GFtbox Growth factor naming conventions
Prefix
| id_ | identity factors (non-diffusible). Identity factors can be labelled as on the A or B side (ida_, idb_) |
| s_ | signalling factors (diffuse not including polariser) |
| v_ | visualising labels (e.g. theta, bend, kpar, other labels) |
| f_ | finite element manipulation (e.g. seams, making holes) |
Suffix
| _p | vector representing promotor: how much the expression of the factor is being promoted in the model at every node (vertex) in the mesh. |
| _l | vector representing the level of morphogen, i.e. *_p times *_a at every node in the mesh. This gets updated at the end of the interaction function and might change according to growth or mutation, see *_a. |
| _i | scalar index into the main data structure morphogen field, m.morphogen. |
| _a | scalar specifying activity: by default it is 1 and if the factor is mutated or silenced then it is 0. However, it can be in the range [0,...,1]. |
Standard morphogens
Specifying growth
| kapar_p, kapar_a, kapar_l | vector that specifies growth on the 'A' side parallel to the polariser and in the plane of the tissue at every node. |
| kbpar_p, kbpar_a, kbpar_l | vector that specifies growth on the 'B' side parallel to the polariser and in the plane of the tissue at every node. |
| kaper_p, kaper_a, kaper_l | vector that specifies growth on the 'A' side perpendicular to the polariser and in the plane of the tissue at every node. |
| kbper_p, kbper_a, kbper_l | vector that specifies growth on the 'B' side perpendicular to the polariser and in the plane of the tissue at every node. |
| knor_p, knor_a, knor_l | vector that specifies growth normal to the plane of the tissue (i.e. thickness) at every node. |
Controlling growth
| P | vector that specifies Polariser level at every node. |
| strainret_p, strainret_a, strainret_l | vector that specifies strain retention at every node. It is a number between 0 (no strain retention, default) and 1 (full strain retention). |
| arrest_p,arrest_a,arrest_l | vector that specifies an overall inhibition of growth at every node of the mesh. It is a number between 0 (no overall inhibition of growth, default) and 1 (fully inhibited). |
User (your) morphogens
Within the interaction function all the usual Matlab variables and types are available. Variables that are to be visible from the GUI must follow certain conventions and be declared within the GUI, see below.

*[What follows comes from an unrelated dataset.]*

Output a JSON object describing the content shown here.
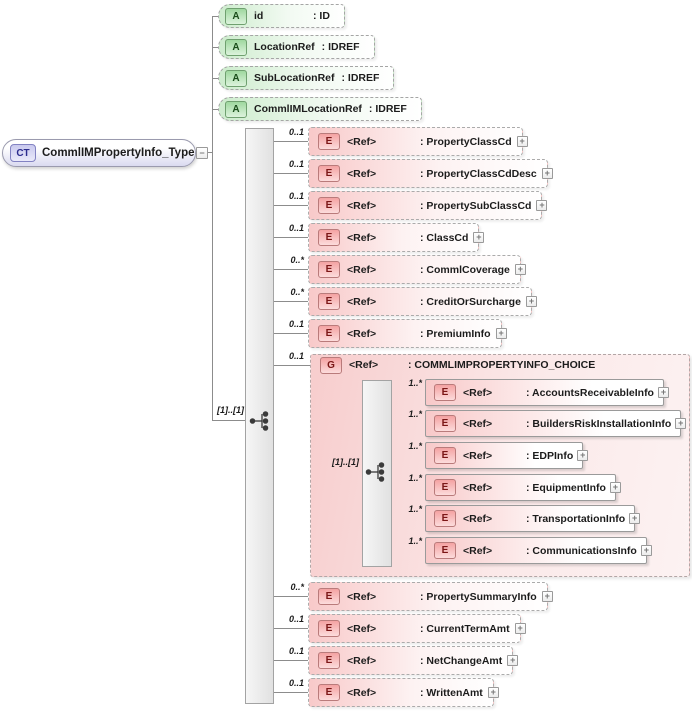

(Note to programmers: we could have produced a class library to handle the different types of variable - identity factors, signals, etc. However, in our view it is too early in the development of software for modelling the growth of biological tissues to be confident of what will be required. Too build a class library now would be to build a conceptual straightjacket that would inhibit further research.)